The project is as much a social experiment as it is a spatial one, and as such it would also require the appropriate governmental and financial contribution, which could be difficult to acquire in different contexts. The Netherlands is famous for its a stronger-than-average support for social initiatives when it comes to housing in comparison to most other European locations. Consequently, it was not too difficult to imagine a future scenario where a scheme similar to this one could be backed up by the government.
What prompted the language of representation of the project?
The visual representation is aimed primarily at revealing the different atmospheres within the building where the proposed social and economical functions would be located, while also explaining the project from an operational perspective. This is why the main axonometric drawing, plans, technical drawings and diagrams are kept clear and simple, while the sections, elevations, and collages are much more expressive in nature.
What defined the different interior and exterior views you selected to reveal the project?

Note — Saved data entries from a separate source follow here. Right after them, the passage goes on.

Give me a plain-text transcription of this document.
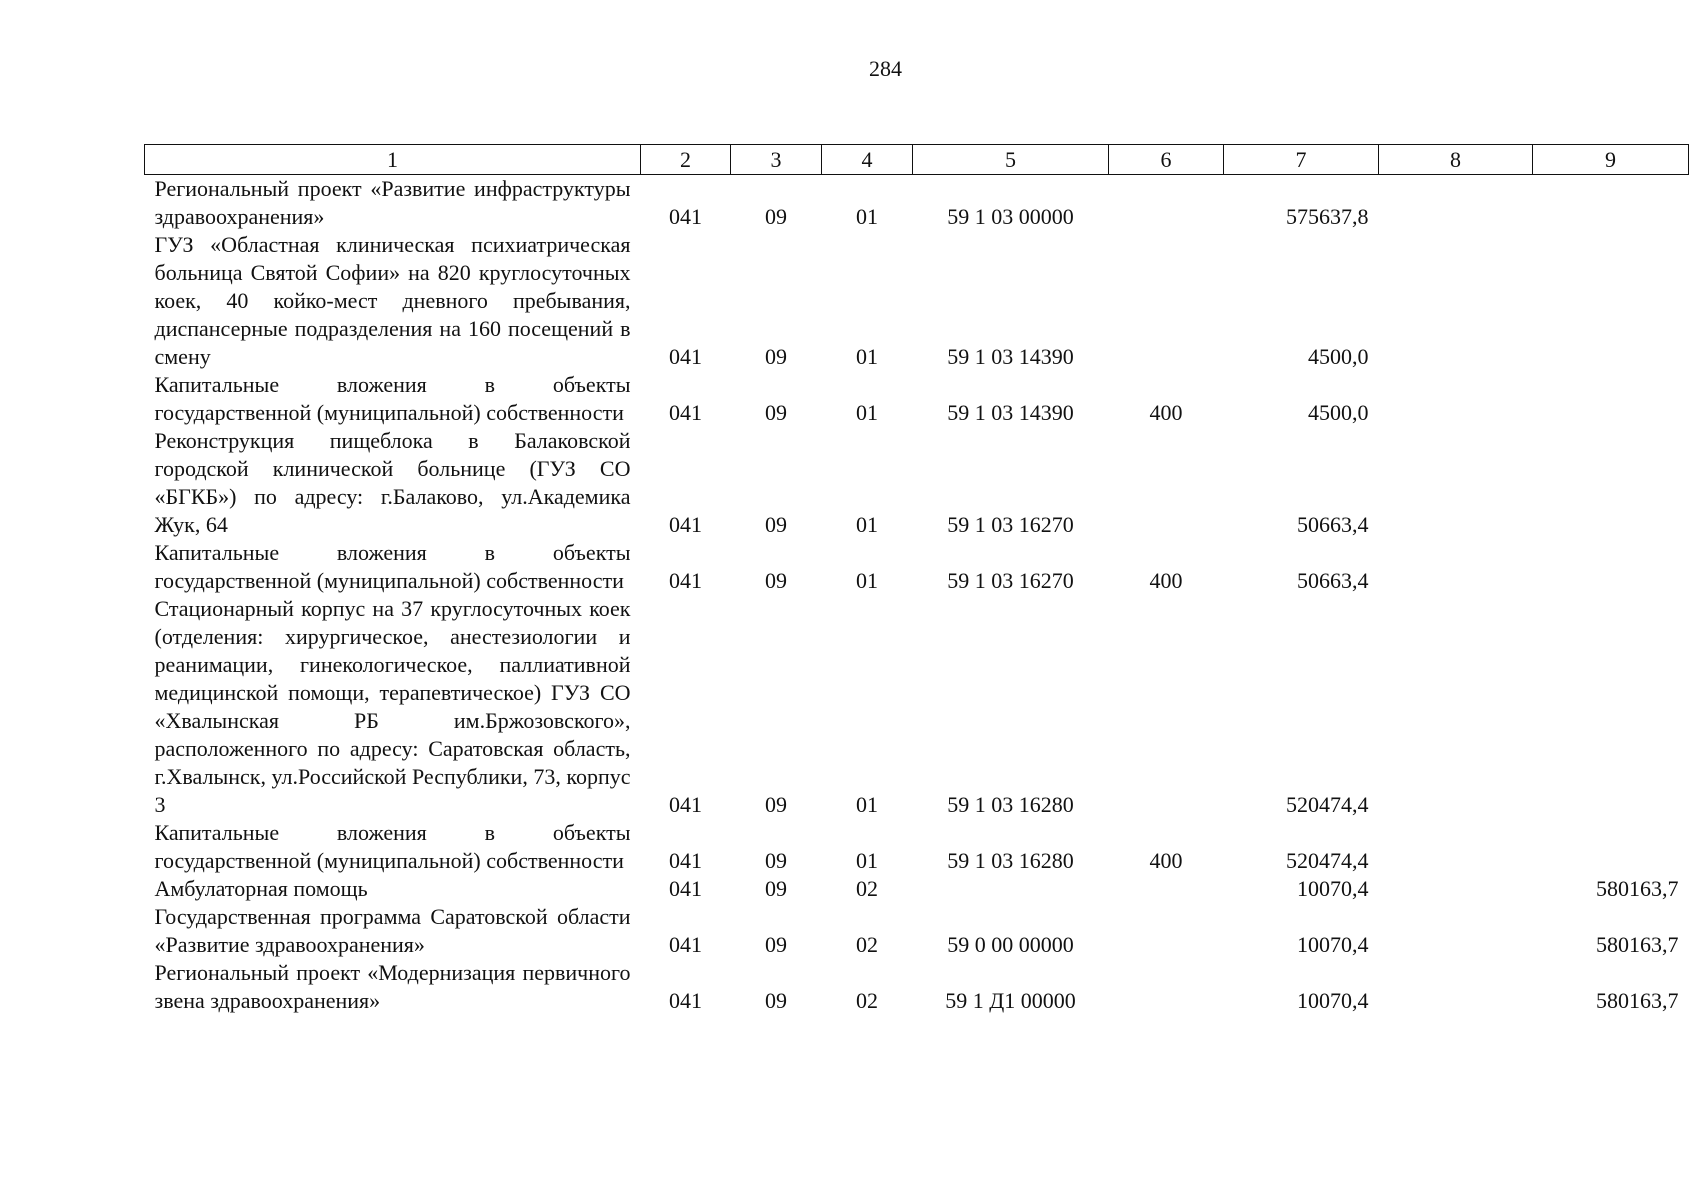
284
1	2	3	4	5	6	7	8	9
Региональный проект «Развитие инфраструктуры здравоохранения»	041	09	01	59 1 03 00000		575637,8		
ГУЗ «Областная клиническая психиатрическая больница Святой Софии» на 820 круглосуточных коек, 40 койко-мест дневного пребывания, диспансерные подразделения на 160 посещений в смену	041	09	01	59 1 03 14390		4500,0		
Капитальные вложения в объекты государственной (муниципальной) собственности	041	09	01	59 1 03 14390	400	4500,0		
Реконструкция пищеблока в Балаковской городской клинической больнице (ГУЗ СО «БГКБ») по адресу: г.Балаково, ул.Академика Жук, 64	041	09	01	59 1 03 16270		50663,4		
Капитальные вложения в объекты государственной (муниципальной) собственности	041	09	01	59 1 03 16270	400	50663,4		
Стационарный корпус на 37 круглосуточных коек (отделения: хирургическое, анестезиологии и реанимации, гинекологическое, паллиативной медицинской помощи, терапевтическое) ГУЗ СО «Хвалынская РБ им.Бржозовского», расположенного по адресу: Саратовская область, г.Хвалынск, ул.Российской Республики, 73, корпус 3	041	09	01	59 1 03 16280		520474,4		
Капитальные вложения в объекты государственной (муниципальной) собственности	041	09	01	59 1 03 16280	400	520474,4		
Амбулаторная помощь	041	09	02			10070,4		580163,7
Государственная программа Саратовской области «Развитие здравоохранения»	041	09	02	59 0 00 00000		10070,4		580163,7
Региональный проект «Модернизация первичного звена здравоохранения»	041	09	02	59 1 Д1 00000		10070,4		580163,7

The interior and exterior views were chosen to display the transition from the most public spaces of the building – such as the shops facing the main axis of our urban plan – to the most private ones – e.g. rooms within the apartments. This is in order to show the changing character of the building that is provided by its flexibility, as well as the relationship between different functions. Transitional semi-public spaces, such as green corridors, the main park, streets and courtyards form areas for the residents that they can modify to suit their needs. They play a key role in providing a positive spatial platform for interaction within the building, therefore I felt they had to be given the right amount of emphasis in the drawings as well.
How important was the drawing as tool for the development of the project?
My research often merged practical and theoretical methodologies, and to express both, clear graphical illustrations were practical and necessary. Making explanatory diagrams of my theoretical findings made it easier for me, as well as for my audience to grasp the core ideas behind the design.
In the initial contextual group research phase, mapping played a key role in observing and critically reflecting on the current urban conditions of our site. During my individual research and design stages, drawing allowed me the right amount of flexibility to clearly represent ideas with precision and on different scales, all within a tight time schedule. On an architectural scale, analysing different housing typologies through graphical means meant I could develop a very detail-oriented approach that I could then apply to my design as well. Finally, when it comes to my end products, I spent the most time making my visualisations as I felt they would communicate the character of the design the best.
What is for you the architects most important tool?
Working on this project, my most important tool was critically reflecting on existing conditions, which led me to question situations that are considered given. Socio-spatial segregation within cities is more than common, however, it could be advantageous to use the interdependence that different income groups have on each other, and therefore create more diverse, economically cooperative, and socially more sustainable neighbourhoods. Housing has been reinvented countless times when it comes to architectural expression, but not so much when it comes to the social and operational constructs within. Critical observation helps start discussions that can perhaps lead to fruitful solution-finding – this project is an attempt at starting such an exploration.